11. The answers are E and B, respectively [Table 4.1]. The Apgar scoring system provides a simple, systematic, and objective assessment of intrapartum stress and neurologic depression. The female newborn earns 2 points for a heart rate >100 beats/minute, 1 point for slow and irregular respirations, 1 point for having some flexion of the extremities, 1 point for reflex irritability or grimace when a catheter is placed in her nose, and 1 point for her peripheral cyanosis or acrocyanosis, for a total Apgar score of 6 points. The male newborn earns 1 point for a heart rate <100 beats/minute, 1 point for slow and irregular respirations, 1 point for having some flexion of the extremities, 0 points for the absence of reflex irritability when a catheter is placed into his nose, and 0 points for his cyanosis, for a total Apgar score of 3 points.
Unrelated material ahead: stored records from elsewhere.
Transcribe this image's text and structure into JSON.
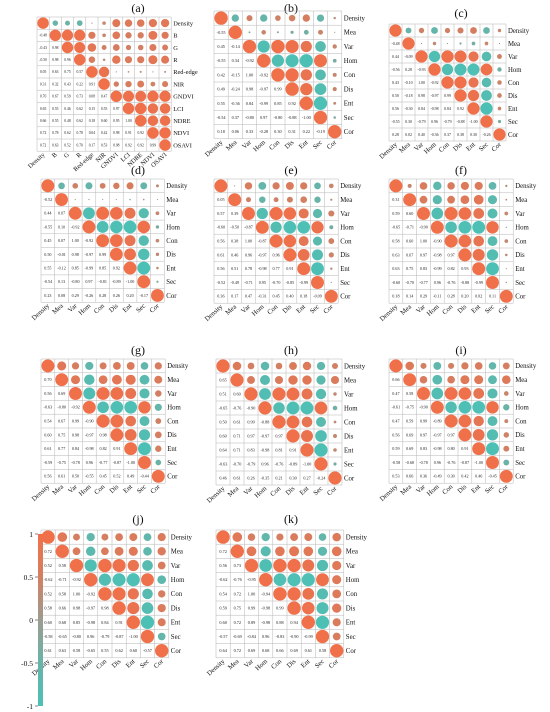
{
  "colors": {
    "positive": "#F0704A",
    "negative": "#4DC0B5",
    "mid": "#9C9C90",
    "grid": "#B5B5B5"
  },
  "colorbar": {
    "ticks": [
      "1",
      "0.5",
      "0",
      "-0.5",
      "-1"
    ]
  },
  "chart_data": [
    {
      "type": "heatmap",
      "panel": "(a)",
      "variables": [
        "Density",
        "B",
        "G",
        "R",
        "Red-edge",
        "NIR",
        "GNDVI",
        "LCI",
        "NDRE",
        "NDVI",
        "OSAVI"
      ],
      "lower": [
        [],
        [
          -0.48
        ],
        [
          -0.43,
          0.98
        ],
        [
          -0.5,
          0.98,
          0.96
        ],
        [
          0.05,
          0.63,
          0.75,
          0.57
        ],
        [
          0.31,
          0.32,
          0.43,
          0.22,
          0.91
        ],
        [
          0.7,
          0.67,
          0.59,
          0.73,
          0.08,
          0.47
        ],
        [
          0.65,
          0.55,
          0.46,
          0.62,
          0.15,
          0.55,
          0.97
        ],
        [
          0.66,
          0.55,
          0.48,
          0.62,
          0.18,
          0.6,
          0.95,
          1.0
        ],
        [
          0.72,
          0.78,
          0.62,
          0.78,
          0.04,
          0.42,
          0.98,
          0.91,
          0.92
        ],
        [
          0.72,
          0.63,
          0.52,
          0.7,
          0.17,
          0.53,
          0.98,
          0.92,
          0.92,
          0.99
        ]
      ],
      "ylim": [
        -1,
        1
      ]
    },
    {
      "type": "heatmap",
      "panel": "(b)",
      "variables": [
        "Density",
        "Mea",
        "Var",
        "Hom",
        "Con",
        "Dis",
        "Ent",
        "Sec",
        "Cor"
      ],
      "lower": [
        [],
        [
          -0.55
        ],
        [
          0.45,
          -0.14
        ],
        [
          -0.55,
          0.34,
          -0.92
        ],
        [
          0.42,
          -0.15,
          1.0,
          -0.92
        ],
        [
          0.49,
          -0.24,
          0.98,
          -0.97,
          0.99
        ],
        [
          0.55,
          -0.36,
          0.84,
          -0.99,
          0.85,
          0.92
        ],
        [
          -0.54,
          0.37,
          -0.8,
          0.97,
          -0.8,
          -0.88,
          -1.0
        ],
        [
          0.18,
          0.06,
          0.33,
          -0.28,
          0.3,
          0.31,
          0.22,
          -0.19
        ]
      ],
      "ylim": [
        -1,
        1
      ]
    },
    {
      "type": "heatmap",
      "panel": "(c)",
      "variables": [
        "Density",
        "Mea",
        "Var",
        "Hom",
        "Con",
        "Dis",
        "Ent",
        "Sec",
        "Cor"
      ],
      "lower": [
        [],
        [
          -0.48
        ],
        [
          0.44,
          -0.09
        ],
        [
          -0.56,
          0.28,
          -0.93
        ],
        [
          0.43,
          -0.1,
          1.0,
          -0.92
        ],
        [
          0.5,
          -0.18,
          0.98,
          -0.97,
          0.99
        ],
        [
          0.56,
          -0.3,
          0.84,
          -0.98,
          0.84,
          0.92
        ],
        [
          -0.55,
          0.3,
          -0.79,
          0.96,
          -0.79,
          -0.88,
          -1.0
        ],
        [
          0.28,
          0.02,
          0.4,
          -0.36,
          0.37,
          0.38,
          0.3,
          -0.26
        ]
      ],
      "ylim": [
        -1,
        1
      ]
    },
    {
      "type": "heatmap",
      "panel": "(d)",
      "variables": [
        "Density",
        "Mea",
        "Var",
        "Hom",
        "Con",
        "Dis",
        "Ent",
        "Sec",
        "Cor"
      ],
      "lower": [
        [],
        [
          -0.52
        ],
        [
          0.44,
          0.07
        ],
        [
          -0.55,
          0.1,
          -0.92
        ],
        [
          0.45,
          0.07,
          1.0,
          -0.92
        ],
        [
          0.5,
          -0.01,
          0.98,
          -0.97,
          0.99
        ],
        [
          0.55,
          -0.12,
          0.85,
          -0.99,
          0.85,
          0.92
        ],
        [
          -0.54,
          0.13,
          -0.8,
          0.97,
          -0.81,
          -0.89,
          -1.0
        ],
        [
          0.23,
          0.08,
          0.29,
          -0.26,
          0.28,
          0.26,
          0.2,
          -0.17
        ]
      ],
      "ylim": [
        -1,
        1
      ]
    },
    {
      "type": "heatmap",
      "panel": "(e)",
      "variables": [
        "Density",
        "Mea",
        "Var",
        "Hom",
        "Con",
        "Dis",
        "Ent",
        "Sec",
        "Cor"
      ],
      "lower": [
        [],
        [
          0.05
        ],
        [
          0.57,
          0.39
        ],
        [
          -0.6,
          -0.5,
          -0.87
        ],
        [
          0.56,
          0.38,
          1.0,
          -0.87
        ],
        [
          0.61,
          0.46,
          0.96,
          -0.97,
          0.96
        ],
        [
          0.56,
          0.51,
          0.78,
          -0.98,
          0.77,
          0.91
        ],
        [
          -0.52,
          -0.49,
          -0.71,
          0.95,
          -0.7,
          -0.85,
          -0.99
        ],
        [
          0.36,
          0.17,
          0.47,
          -0.31,
          0.45,
          0.4,
          0.18,
          -0.09
        ]
      ],
      "ylim": [
        -1,
        1
      ]
    },
    {
      "type": "heatmap",
      "panel": "(f)",
      "variables": [
        "Density",
        "Mea",
        "Var",
        "Hom",
        "Con",
        "Dis",
        "Ent",
        "Sec",
        "Cor"
      ],
      "lower": [
        [],
        [
          0.31
        ],
        [
          0.59,
          0.6
        ],
        [
          -0.65,
          -0.71,
          -0.9
        ],
        [
          0.58,
          0.6,
          1.0,
          -0.9
        ],
        [
          0.63,
          0.67,
          0.97,
          -0.98,
          0.97
        ],
        [
          0.63,
          0.75,
          0.83,
          -0.99,
          0.82,
          0.93
        ],
        [
          -0.6,
          -0.7,
          -0.77,
          0.96,
          -0.76,
          -0.88,
          -0.99
        ],
        [
          0.18,
          0.14,
          0.29,
          -0.11,
          0.28,
          0.2,
          0.02,
          0.11
        ]
      ],
      "ylim": [
        -1,
        1
      ]
    },
    {
      "type": "heatmap",
      "panel": "(g)",
      "variables": [
        "Density",
        "Mea",
        "Var",
        "Hom",
        "Con",
        "Dis",
        "Ent",
        "Sec",
        "Cor"
      ],
      "lower": [
        [],
        [
          0.7
        ],
        [
          0.56,
          0.69
        ],
        [
          -0.63,
          -0.8,
          -0.92
        ],
        [
          0.54,
          0.67,
          0.99,
          -0.9
        ],
        [
          0.6,
          0.75,
          0.98,
          -0.97,
          0.98
        ],
        [
          0.61,
          0.77,
          0.84,
          -0.98,
          0.82,
          0.91
        ],
        [
          -0.59,
          -0.75,
          -0.78,
          0.96,
          -0.77,
          -0.87,
          -1.0
        ],
        [
          0.56,
          0.61,
          0.5,
          -0.55,
          0.45,
          0.52,
          0.49,
          -0.44
        ]
      ],
      "ylim": [
        -1,
        1
      ]
    },
    {
      "type": "heatmap",
      "panel": "(h)",
      "variables": [
        "Density",
        "Mea",
        "Var",
        "Hom",
        "Con",
        "Dis",
        "Ent",
        "Sec",
        "Cor"
      ],
      "lower": [
        [],
        [
          0.65
        ],
        [
          0.51,
          0.6
        ],
        [
          -0.65,
          -0.76,
          -0.9
        ],
        [
          0.5,
          0.61,
          0.99,
          -0.88
        ],
        [
          0.6,
          0.71,
          0.97,
          -0.97,
          0.97
        ],
        [
          0.64,
          0.71,
          0.83,
          -0.98,
          0.81,
          0.91
        ],
        [
          -0.63,
          -0.7,
          -0.79,
          0.96,
          -0.76,
          -0.89,
          -1.0
        ],
        [
          0.46,
          0.61,
          0.26,
          -0.35,
          0.21,
          0.3,
          0.27,
          -0.24
        ]
      ],
      "ylim": [
        -1,
        1
      ]
    },
    {
      "type": "heatmap",
      "panel": "(i)",
      "variables": [
        "Density",
        "Mea",
        "Var",
        "Hom",
        "Con",
        "Dis",
        "Ent",
        "Sec",
        "Cor"
      ],
      "lower": [
        [],
        [
          0.66
        ],
        [
          0.47,
          0.58
        ],
        [
          -0.61,
          -0.75,
          -0.9
        ],
        [
          0.47,
          0.59,
          0.99,
          -0.89
        ],
        [
          0.56,
          0.69,
          0.97,
          -0.97,
          0.97
        ],
        [
          0.59,
          0.69,
          0.83,
          -0.98,
          0.8,
          0.91
        ],
        [
          -0.58,
          -0.68,
          -0.78,
          0.96,
          -0.76,
          -0.87,
          -1.0
        ],
        [
          0.53,
          0.66,
          0.36,
          -0.49,
          0.3,
          0.42,
          0.46,
          -0.45
        ]
      ],
      "ylim": [
        -1,
        1
      ]
    },
    {
      "type": "heatmap",
      "panel": "(j)",
      "variables": [
        "Density",
        "Mea",
        "Var",
        "Hom",
        "Con",
        "Dis",
        "Ent",
        "Sec",
        "Cor"
      ],
      "lower": [
        [],
        [
          0.72
        ],
        [
          0.52,
          0.58
        ],
        [
          -0.62,
          -0.71,
          -0.92
        ],
        [
          0.52,
          0.58,
          1.0,
          -0.92
        ],
        [
          0.58,
          0.66,
          0.98,
          -0.97,
          0.98
        ],
        [
          0.6,
          0.68,
          0.85,
          -0.98,
          0.84,
          0.91
        ],
        [
          -0.58,
          -0.65,
          -0.8,
          0.96,
          -0.79,
          -0.87,
          -1.0
        ],
        [
          0.61,
          0.63,
          0.58,
          -0.65,
          0.55,
          0.62,
          0.6,
          -0.57
        ]
      ],
      "ylim": [
        -1,
        1
      ]
    },
    {
      "type": "heatmap",
      "panel": "(k)",
      "variables": [
        "Density",
        "Mea",
        "Var",
        "Hom",
        "Con",
        "Dis",
        "Ent",
        "Sec",
        "Cor"
      ],
      "lower": [
        [],
        [
          0.72
        ],
        [
          0.56,
          0.73
        ],
        [
          -0.62,
          -0.76,
          -0.95
        ],
        [
          0.54,
          0.72,
          1.0,
          -0.94
        ],
        [
          0.59,
          0.75,
          0.99,
          -0.98,
          0.99
        ],
        [
          0.6,
          0.72,
          0.89,
          -0.98,
          0.88,
          0.94
        ],
        [
          -0.57,
          -0.69,
          -0.84,
          0.96,
          -0.83,
          -0.9,
          -0.99
        ],
        [
          0.64,
          0.72,
          0.69,
          0.68,
          0.66,
          0.69,
          0.61,
          0.58
        ]
      ],
      "ylim": [
        -1,
        1
      ]
    }
  ]
}
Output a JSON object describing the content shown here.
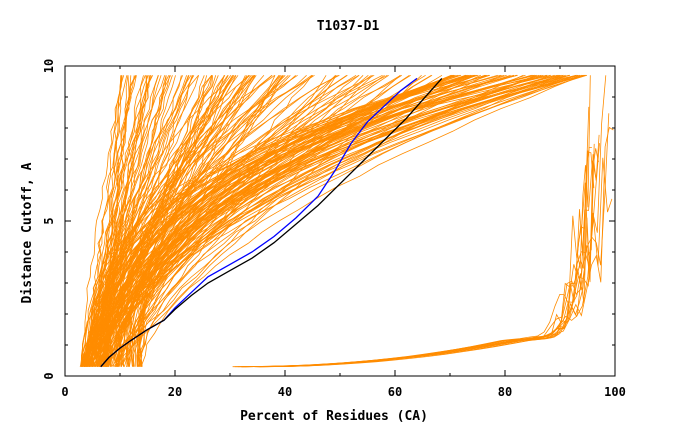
{
  "chart_data": {
    "type": "line",
    "title": "T1037-D1",
    "xlabel": "Percent of Residues (CA)",
    "ylabel": "Distance Cutoff, A",
    "xlim": [
      0,
      100
    ],
    "ylim": [
      0,
      10
    ],
    "x_ticks": [
      "0",
      "20",
      "40",
      "60",
      "80",
      "100"
    ],
    "y_ticks": [
      "0",
      "5",
      "10"
    ],
    "grid": false,
    "legend": "none",
    "colors": {
      "models": "#ff8c00",
      "highlight_a": "#0000ff",
      "highlight_b": "#000000",
      "axis": "#000000"
    },
    "series": [
      {
        "color": "#0000ff",
        "x": [
          6.5,
          8,
          10,
          12,
          15,
          18,
          20,
          23,
          26,
          30,
          34,
          38,
          42,
          46,
          49,
          52,
          55,
          58,
          61,
          64
        ],
        "y": [
          0.3,
          0.6,
          0.9,
          1.15,
          1.5,
          1.8,
          2.2,
          2.7,
          3.2,
          3.6,
          4.0,
          4.5,
          5.1,
          5.8,
          6.6,
          7.5,
          8.2,
          8.7,
          9.2,
          9.6
        ]
      },
      {
        "color": "#000000",
        "x": [
          6.5,
          8,
          10,
          12,
          15,
          18,
          20,
          23,
          26,
          30,
          34,
          38,
          42,
          46,
          50,
          54,
          58,
          62,
          65,
          68.5
        ],
        "y": [
          0.3,
          0.6,
          0.9,
          1.15,
          1.5,
          1.8,
          2.15,
          2.6,
          3.0,
          3.4,
          3.8,
          4.3,
          4.9,
          5.5,
          6.2,
          6.9,
          7.6,
          8.3,
          8.9,
          9.6
        ]
      }
    ]
  }
}
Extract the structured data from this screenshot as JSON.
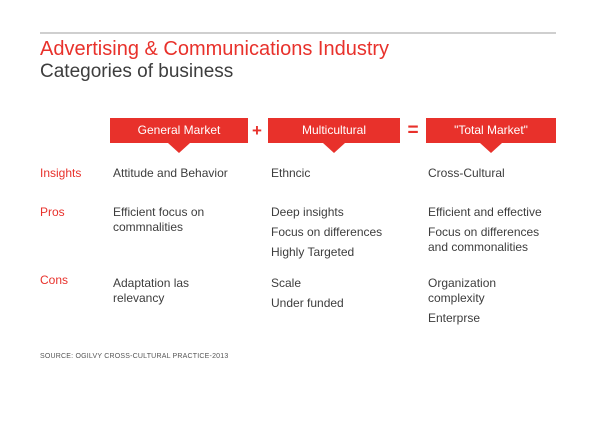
{
  "header": {
    "title": "Advertising  & Communications Industry",
    "subtitle": "Categories of business"
  },
  "columns": [
    {
      "label": "General Market"
    },
    {
      "label": "Multicultural"
    },
    {
      "label": "\"Total Market\""
    }
  ],
  "operators": {
    "plus": "+",
    "equals": "="
  },
  "rows": {
    "insights": {
      "label": "Insights",
      "general": "Attitude and Behavior",
      "multicultural": "Ethncic",
      "total": "Cross-Cultural"
    },
    "pros": {
      "label": "Pros",
      "general": [
        "Efficient focus on\ncommnalities"
      ],
      "multicultural": [
        "Deep insights",
        "Focus on differences",
        "Highly Targeted"
      ],
      "total": [
        "Efficient and effective",
        "Focus on differences\nand commonalities"
      ]
    },
    "cons": {
      "label": "Cons",
      "general": [
        "Adaptation las\nrelevancy"
      ],
      "multicultural": [
        "Scale",
        "Under funded"
      ],
      "total": [
        "Organization\ncomplexity",
        "Enterprse"
      ]
    }
  },
  "source": "SOURCE: OGILVY CROSS-CULTURAL PRACTICE-2013",
  "colors": {
    "accent": "#e8312b",
    "text": "#3d3d3d",
    "rule": "#cfcfcf"
  }
}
12. The answer is A [IV.D.2 and V.A] The 100% oxygen test helps distinguish whether cyanosis is caused by cardiac or respiratory disease. When administered 100% oxygen, infants with primary lung pathology, such as neonatal pneumonia, meconium aspiration syndrome, transient tachypnea of the newborn or respiratory distress syndrome, have a very significant increase in PaO2 levels. In contrast, patients with cyanotic congenital heart disease would not be expected to have such a significant rise in their PaO2 level. For example, patients with Tetralogy of Fallot, a cyanotic congenital heart disease associated with reduced pulmonary blood flow, would not be expected to respond with any increase of significance in the PaO2 level when given 100% oxygen. Note that other cyanotic congenital heart diseases with normal or increased pulmonary blood flow, like truncus arteriosus, may have some increase in the PaO2 level, but nowhere near as much of an increase as that seen in infants with primary pulmonary disease.